Unfortunately that's what we have here. In a situation where litigation is restricted, consider: Essentially all banks provide highly sensitive information from credit applications, including name with social security number, to credit bureaus (Experian, Equifax, TransUnion) who in turn sell to data aggregators most people have never heard of (ChoicePoint, Acxiom, LexisNexis), who in turn sell to hundreds of thousands of customers (they won't say who) including all lawyers (whether or not in the debt collection business), all private detectives, all credit providers and anyone else with access to credit bureau reports, etc., etc. Any ChoicePoint customer can look up the SSN of all approximately 200 million Americans with credit of any kind. There have of course been repeated major breaches involving hundreds of thousands of individuals (e.g., ChoicePoint 2005, Seisint 2005, Ford Motor Credit 2004). Some breaches have led to systematic emptying of numerous innocent people's bank accounts.
Banks/credit bureaus engineered Gramm-Leach-Bliley to give them wiggle room to assert that these practices are legal under the statute. (I believe the practices are illegal under G-L-B, but there has been no such adjudication so far.) I understand that if I default on my credit card and disappear, it should be OK to look up my SSN in the effort to find me.
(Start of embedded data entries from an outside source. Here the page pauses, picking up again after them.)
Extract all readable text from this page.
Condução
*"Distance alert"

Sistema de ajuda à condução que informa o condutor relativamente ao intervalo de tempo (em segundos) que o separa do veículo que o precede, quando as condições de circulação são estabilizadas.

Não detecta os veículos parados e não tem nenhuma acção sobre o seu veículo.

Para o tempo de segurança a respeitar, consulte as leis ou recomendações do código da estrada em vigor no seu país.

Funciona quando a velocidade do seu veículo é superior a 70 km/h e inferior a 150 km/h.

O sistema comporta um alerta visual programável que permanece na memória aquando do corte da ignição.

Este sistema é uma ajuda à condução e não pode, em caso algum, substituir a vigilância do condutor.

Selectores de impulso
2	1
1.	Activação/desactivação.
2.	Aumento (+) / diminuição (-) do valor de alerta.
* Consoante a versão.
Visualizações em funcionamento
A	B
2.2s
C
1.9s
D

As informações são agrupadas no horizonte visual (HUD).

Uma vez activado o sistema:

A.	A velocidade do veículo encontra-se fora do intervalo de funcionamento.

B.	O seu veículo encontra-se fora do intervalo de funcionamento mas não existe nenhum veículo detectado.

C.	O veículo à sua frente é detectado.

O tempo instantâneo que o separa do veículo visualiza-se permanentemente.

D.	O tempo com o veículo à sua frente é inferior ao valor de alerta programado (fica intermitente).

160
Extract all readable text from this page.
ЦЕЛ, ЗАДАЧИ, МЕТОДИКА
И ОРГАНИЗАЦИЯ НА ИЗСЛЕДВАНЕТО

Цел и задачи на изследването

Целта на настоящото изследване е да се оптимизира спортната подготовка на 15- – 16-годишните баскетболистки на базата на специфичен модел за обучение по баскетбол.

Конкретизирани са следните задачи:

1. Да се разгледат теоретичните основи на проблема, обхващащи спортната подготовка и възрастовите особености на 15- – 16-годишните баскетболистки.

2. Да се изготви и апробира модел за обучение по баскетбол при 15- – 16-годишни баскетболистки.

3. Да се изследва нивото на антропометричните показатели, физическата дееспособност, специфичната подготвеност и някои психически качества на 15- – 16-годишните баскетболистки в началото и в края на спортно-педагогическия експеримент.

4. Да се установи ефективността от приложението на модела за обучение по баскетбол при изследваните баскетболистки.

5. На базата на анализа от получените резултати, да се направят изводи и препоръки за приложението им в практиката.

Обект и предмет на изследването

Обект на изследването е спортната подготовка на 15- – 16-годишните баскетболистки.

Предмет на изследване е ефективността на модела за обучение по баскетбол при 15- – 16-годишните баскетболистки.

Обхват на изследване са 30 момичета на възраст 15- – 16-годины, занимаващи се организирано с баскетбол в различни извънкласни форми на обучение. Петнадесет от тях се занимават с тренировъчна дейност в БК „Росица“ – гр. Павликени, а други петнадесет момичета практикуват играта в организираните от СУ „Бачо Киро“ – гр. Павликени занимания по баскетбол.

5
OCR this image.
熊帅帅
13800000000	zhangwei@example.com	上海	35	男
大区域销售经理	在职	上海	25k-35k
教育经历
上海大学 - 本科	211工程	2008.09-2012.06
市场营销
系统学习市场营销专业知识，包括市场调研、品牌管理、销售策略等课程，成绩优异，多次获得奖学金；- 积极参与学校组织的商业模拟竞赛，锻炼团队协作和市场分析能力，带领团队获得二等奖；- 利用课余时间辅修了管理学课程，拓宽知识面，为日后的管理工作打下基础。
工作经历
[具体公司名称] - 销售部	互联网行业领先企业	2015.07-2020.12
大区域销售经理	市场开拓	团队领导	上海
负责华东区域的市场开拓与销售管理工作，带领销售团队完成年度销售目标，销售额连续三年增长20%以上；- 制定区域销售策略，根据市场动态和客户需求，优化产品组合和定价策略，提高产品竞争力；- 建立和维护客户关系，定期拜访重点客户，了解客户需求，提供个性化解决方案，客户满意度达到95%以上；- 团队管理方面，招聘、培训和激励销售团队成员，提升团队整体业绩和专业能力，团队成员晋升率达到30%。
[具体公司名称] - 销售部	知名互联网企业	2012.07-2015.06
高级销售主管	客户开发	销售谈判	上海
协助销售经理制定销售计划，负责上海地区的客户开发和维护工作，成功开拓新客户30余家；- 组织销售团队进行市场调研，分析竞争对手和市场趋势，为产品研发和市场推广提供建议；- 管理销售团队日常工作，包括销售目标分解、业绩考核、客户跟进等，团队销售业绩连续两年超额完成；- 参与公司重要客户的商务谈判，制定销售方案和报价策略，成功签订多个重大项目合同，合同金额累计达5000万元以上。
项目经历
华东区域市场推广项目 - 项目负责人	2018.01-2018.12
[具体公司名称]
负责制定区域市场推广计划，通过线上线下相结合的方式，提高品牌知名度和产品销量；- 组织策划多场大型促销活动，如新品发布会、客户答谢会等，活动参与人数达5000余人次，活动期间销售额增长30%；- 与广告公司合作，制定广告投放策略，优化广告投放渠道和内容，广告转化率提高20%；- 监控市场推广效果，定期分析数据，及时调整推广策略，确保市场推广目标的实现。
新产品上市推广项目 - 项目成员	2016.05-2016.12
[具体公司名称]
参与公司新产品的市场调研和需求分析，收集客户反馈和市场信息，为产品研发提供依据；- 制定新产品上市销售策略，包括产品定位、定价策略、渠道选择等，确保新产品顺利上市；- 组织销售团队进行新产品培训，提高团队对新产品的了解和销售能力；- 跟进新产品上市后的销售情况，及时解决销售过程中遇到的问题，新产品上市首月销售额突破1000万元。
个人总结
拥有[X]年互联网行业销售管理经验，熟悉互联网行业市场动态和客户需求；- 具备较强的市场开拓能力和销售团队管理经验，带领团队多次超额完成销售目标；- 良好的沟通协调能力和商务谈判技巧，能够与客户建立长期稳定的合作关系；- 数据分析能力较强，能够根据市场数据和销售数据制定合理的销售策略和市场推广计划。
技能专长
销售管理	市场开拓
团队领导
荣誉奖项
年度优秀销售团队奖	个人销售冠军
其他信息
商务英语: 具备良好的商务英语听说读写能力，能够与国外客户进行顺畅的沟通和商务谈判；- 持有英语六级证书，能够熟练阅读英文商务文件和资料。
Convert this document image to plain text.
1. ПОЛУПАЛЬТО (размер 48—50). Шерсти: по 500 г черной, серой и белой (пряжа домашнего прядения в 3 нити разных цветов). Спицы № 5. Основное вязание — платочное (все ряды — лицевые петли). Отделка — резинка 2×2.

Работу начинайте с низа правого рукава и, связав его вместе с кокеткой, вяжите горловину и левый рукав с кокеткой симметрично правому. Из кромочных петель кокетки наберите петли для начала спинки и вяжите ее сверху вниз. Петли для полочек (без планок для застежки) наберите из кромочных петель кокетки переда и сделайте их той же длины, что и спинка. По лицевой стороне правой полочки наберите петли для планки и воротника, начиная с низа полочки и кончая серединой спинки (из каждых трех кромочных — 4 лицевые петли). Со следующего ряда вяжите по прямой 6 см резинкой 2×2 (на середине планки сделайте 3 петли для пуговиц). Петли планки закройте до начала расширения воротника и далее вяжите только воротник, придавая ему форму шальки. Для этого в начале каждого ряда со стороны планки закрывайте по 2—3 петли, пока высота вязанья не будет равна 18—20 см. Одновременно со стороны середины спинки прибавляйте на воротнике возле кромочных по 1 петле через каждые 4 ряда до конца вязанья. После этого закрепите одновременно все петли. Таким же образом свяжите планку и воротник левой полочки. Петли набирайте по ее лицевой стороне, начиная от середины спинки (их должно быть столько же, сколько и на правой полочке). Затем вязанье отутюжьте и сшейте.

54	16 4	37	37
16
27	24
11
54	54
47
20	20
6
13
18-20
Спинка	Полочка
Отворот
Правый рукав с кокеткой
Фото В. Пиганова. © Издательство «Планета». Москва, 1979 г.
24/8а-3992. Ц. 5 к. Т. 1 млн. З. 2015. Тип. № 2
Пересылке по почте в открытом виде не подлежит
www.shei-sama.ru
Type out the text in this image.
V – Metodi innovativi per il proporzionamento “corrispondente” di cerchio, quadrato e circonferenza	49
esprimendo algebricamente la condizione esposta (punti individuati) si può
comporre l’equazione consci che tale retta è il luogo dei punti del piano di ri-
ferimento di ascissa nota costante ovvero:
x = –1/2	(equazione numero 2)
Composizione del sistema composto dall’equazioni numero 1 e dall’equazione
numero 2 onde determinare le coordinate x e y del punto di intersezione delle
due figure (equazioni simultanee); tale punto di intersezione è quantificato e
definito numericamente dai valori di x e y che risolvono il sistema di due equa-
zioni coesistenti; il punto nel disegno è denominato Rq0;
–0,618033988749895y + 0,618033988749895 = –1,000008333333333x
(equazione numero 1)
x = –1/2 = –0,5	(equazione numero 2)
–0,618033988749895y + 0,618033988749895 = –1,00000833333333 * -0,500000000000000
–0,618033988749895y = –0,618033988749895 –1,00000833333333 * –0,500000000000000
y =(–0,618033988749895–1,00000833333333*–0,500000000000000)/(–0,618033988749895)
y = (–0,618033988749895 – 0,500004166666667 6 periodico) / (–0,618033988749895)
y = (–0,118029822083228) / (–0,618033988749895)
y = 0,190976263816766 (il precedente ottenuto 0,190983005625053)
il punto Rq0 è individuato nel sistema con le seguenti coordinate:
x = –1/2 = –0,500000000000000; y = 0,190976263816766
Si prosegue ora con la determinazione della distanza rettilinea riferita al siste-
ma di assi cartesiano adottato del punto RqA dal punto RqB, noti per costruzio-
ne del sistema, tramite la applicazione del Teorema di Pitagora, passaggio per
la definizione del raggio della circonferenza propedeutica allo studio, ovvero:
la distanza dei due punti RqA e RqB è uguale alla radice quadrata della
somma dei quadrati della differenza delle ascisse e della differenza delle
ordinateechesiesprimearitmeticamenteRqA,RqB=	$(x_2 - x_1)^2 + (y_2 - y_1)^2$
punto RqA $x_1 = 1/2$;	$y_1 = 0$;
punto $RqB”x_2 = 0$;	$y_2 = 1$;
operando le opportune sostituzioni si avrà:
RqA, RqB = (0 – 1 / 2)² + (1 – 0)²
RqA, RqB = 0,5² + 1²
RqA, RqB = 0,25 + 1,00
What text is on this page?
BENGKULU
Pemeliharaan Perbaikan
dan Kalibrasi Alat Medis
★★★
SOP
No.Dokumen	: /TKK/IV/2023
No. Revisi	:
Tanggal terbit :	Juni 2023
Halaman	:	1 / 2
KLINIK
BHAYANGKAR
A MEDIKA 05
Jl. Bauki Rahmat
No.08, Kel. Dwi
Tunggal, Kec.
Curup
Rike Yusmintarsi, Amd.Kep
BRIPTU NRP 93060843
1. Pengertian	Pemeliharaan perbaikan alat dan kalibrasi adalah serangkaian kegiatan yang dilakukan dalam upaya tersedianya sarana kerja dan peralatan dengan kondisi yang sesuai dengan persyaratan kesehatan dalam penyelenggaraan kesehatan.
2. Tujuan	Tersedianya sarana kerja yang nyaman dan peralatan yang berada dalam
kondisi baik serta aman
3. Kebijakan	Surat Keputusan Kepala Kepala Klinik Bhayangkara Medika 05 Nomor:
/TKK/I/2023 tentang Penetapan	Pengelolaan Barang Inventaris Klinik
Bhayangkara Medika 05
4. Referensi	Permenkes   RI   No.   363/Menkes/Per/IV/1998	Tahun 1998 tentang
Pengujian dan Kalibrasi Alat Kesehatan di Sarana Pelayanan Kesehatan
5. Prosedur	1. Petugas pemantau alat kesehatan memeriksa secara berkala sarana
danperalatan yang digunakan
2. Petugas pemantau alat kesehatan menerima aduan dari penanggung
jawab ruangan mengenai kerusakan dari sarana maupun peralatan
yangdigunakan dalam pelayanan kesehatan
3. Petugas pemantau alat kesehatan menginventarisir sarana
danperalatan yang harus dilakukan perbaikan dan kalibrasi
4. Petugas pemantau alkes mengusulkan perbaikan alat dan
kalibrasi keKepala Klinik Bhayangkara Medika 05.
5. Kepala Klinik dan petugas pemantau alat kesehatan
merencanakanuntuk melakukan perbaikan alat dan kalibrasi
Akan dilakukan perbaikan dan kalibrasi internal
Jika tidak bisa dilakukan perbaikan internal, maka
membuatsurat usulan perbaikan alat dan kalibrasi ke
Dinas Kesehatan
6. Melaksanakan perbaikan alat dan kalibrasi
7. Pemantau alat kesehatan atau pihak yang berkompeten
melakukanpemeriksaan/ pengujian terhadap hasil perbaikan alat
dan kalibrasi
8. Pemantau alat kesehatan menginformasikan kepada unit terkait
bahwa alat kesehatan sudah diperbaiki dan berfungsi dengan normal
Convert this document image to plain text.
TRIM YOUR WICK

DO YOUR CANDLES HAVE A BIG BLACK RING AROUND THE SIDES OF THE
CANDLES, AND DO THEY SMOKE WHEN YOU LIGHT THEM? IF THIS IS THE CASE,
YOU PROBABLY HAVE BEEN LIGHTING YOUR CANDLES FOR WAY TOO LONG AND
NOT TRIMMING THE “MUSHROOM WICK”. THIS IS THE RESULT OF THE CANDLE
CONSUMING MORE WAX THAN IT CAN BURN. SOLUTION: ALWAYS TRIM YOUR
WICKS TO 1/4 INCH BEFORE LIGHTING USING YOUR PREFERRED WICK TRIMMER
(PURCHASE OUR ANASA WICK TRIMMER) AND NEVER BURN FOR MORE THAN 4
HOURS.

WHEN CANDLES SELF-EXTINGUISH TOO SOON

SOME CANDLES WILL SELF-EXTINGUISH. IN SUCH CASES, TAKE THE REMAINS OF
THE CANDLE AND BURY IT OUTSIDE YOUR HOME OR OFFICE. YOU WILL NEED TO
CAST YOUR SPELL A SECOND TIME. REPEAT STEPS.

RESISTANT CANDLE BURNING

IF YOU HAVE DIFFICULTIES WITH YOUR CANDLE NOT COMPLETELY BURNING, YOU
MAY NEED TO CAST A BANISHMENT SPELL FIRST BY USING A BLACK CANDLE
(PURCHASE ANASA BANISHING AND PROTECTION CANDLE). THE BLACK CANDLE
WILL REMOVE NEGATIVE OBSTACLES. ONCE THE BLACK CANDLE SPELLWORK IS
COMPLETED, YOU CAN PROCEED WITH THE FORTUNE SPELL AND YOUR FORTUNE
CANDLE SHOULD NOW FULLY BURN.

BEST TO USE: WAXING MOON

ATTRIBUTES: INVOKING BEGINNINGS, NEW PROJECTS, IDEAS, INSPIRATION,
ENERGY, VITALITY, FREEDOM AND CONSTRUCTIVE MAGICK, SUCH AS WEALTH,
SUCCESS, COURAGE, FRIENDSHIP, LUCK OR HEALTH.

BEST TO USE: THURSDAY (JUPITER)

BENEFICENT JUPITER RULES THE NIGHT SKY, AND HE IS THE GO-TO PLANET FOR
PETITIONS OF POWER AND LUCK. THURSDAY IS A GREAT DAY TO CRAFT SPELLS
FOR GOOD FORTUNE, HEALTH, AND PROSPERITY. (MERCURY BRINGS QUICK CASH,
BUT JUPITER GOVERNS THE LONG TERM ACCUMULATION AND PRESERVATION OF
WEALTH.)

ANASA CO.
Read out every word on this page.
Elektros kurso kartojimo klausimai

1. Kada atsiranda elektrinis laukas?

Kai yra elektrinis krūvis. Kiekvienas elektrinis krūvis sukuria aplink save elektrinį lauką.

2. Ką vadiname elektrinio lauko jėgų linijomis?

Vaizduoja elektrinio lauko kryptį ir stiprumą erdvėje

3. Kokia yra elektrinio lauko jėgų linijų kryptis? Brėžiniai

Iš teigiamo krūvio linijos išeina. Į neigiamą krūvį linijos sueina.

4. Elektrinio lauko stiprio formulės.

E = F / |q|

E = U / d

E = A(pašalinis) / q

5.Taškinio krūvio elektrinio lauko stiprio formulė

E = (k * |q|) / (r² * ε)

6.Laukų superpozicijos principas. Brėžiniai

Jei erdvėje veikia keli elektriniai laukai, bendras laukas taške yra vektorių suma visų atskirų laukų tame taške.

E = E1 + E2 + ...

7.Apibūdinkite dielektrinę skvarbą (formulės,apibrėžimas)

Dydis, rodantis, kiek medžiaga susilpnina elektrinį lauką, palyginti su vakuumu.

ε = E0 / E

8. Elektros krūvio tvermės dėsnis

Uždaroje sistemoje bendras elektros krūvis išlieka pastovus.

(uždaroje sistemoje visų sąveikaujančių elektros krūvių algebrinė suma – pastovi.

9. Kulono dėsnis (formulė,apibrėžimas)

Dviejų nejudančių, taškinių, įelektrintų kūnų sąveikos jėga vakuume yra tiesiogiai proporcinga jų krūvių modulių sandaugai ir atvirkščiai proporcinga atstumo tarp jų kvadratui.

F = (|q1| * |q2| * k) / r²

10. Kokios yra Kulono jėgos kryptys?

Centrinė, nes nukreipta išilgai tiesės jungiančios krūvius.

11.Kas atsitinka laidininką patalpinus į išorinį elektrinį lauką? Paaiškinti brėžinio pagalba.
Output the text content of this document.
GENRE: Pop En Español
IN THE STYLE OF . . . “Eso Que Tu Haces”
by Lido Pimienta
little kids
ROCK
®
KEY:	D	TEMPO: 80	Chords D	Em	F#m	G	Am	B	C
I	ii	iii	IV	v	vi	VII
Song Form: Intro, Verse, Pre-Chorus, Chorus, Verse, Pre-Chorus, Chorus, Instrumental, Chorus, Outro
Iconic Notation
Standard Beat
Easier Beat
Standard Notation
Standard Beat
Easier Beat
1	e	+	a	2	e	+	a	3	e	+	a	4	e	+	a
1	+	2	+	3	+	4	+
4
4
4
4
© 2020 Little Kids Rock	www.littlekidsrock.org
But when I am current on all debt, I do not understand why several million people I do not know have access to look up my SSN behind my back.
You say there should be no implied duty. Are you so sure in the instance I describe? If it's OK with you for banks to sell SSNs as described, is it OK with you for them to sell customer annual income as disclosed on a credit application -- as to which the law on whether or not they can sell it (namely G-L-B and common law, which does not prohibit) is identical?
Important topic and nice article. I have always worrying about my privacy.